Remap values in pandas column with a dict, preserve NaNs

Solution 1:

You can use .replace. For example:

>>> df = pd.DataFrame({'col2': {0: 'a', 1: 2, 2: np.nan}, 'col1': {0: 'w', 1: 1, 2: 2}})
>>> di = {1: "A", 2: "B"}
>>> df
  col1 col2
0    w    a
1    1    2
2    2  NaN
>>> df.replace({"col1": di})
  col1 col2
0    w    a
1    A    2
2    B  NaN

or directly on the Series, i.e. df["col1"].replace(di, inplace=True).

Solution 2:

map can be much faster than replace

If your dictionary has more than a couple of keys, using map can be much faster than replace.

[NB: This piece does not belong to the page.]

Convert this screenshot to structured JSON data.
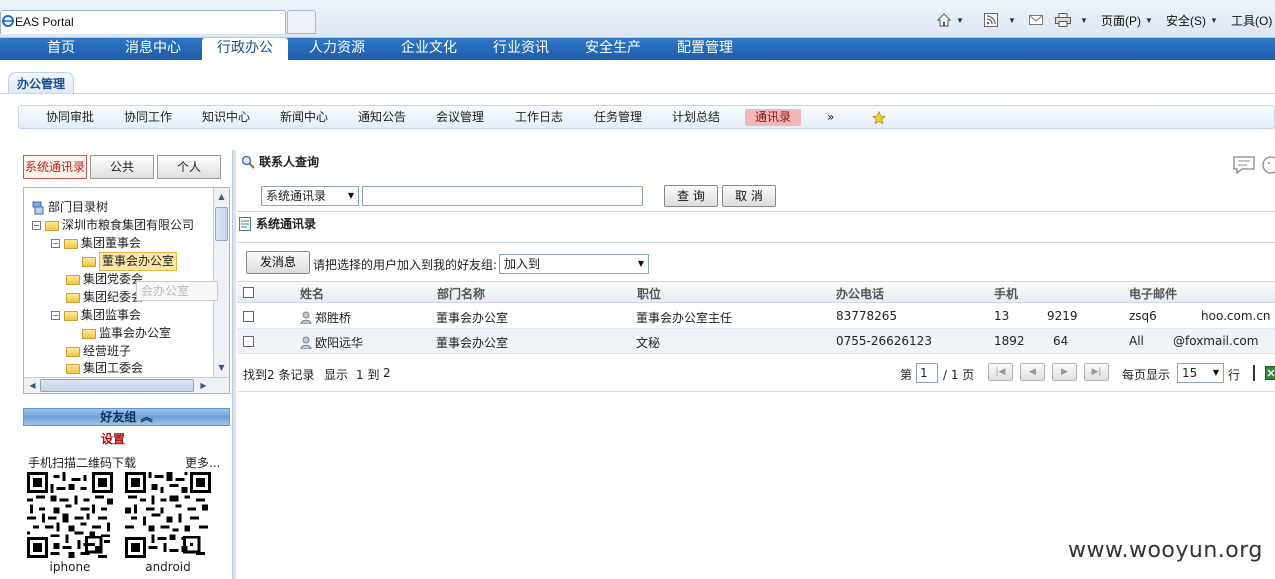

There are two versions of this approach, depending on whether your dictionary exhaustively maps all possible values (and also whether you want non-matches to keep their values or be converted to NaNs):

Exhaustive Mapping

In this case, the form is very simple:

df['col1'].map(di)       # note: if the dictionary does not exhaustively map all
                         # entries then non-matched entries are changed to NaNs

Although map most commonly takes a function as its argument, it can alternatively take a dictionary or series: Documentation for Pandas.series.map

Non-Exhaustive Mapping

If you have a non-exhaustive mapping and wish to retain the existing variables for non-matches, you can add fillna:

df['col1'].map(di).fillna(df['col1'])

as in @jpp's answer here: Replace values in a pandas series via dictionary efficiently

Benchmarks

Using the following data with pandas version 0.23.1:

di = {1: "A", 2: "B", 3: "C", 4: "D", 5: "E", 6: "F", 7: "G", 8: "H" }
df = pd.DataFrame({ 'col1': np.random.choice( range(1,9), 100000 ) })

and testing with %timeit, it appears that map is approximately 10x faster than replace.

Note that your speedup with map will vary with your data. The largest speedup appears to be with large dictionaries and exhaustive replaces. See @jpp answer (linked above) for more extensive benchmarks and discussion.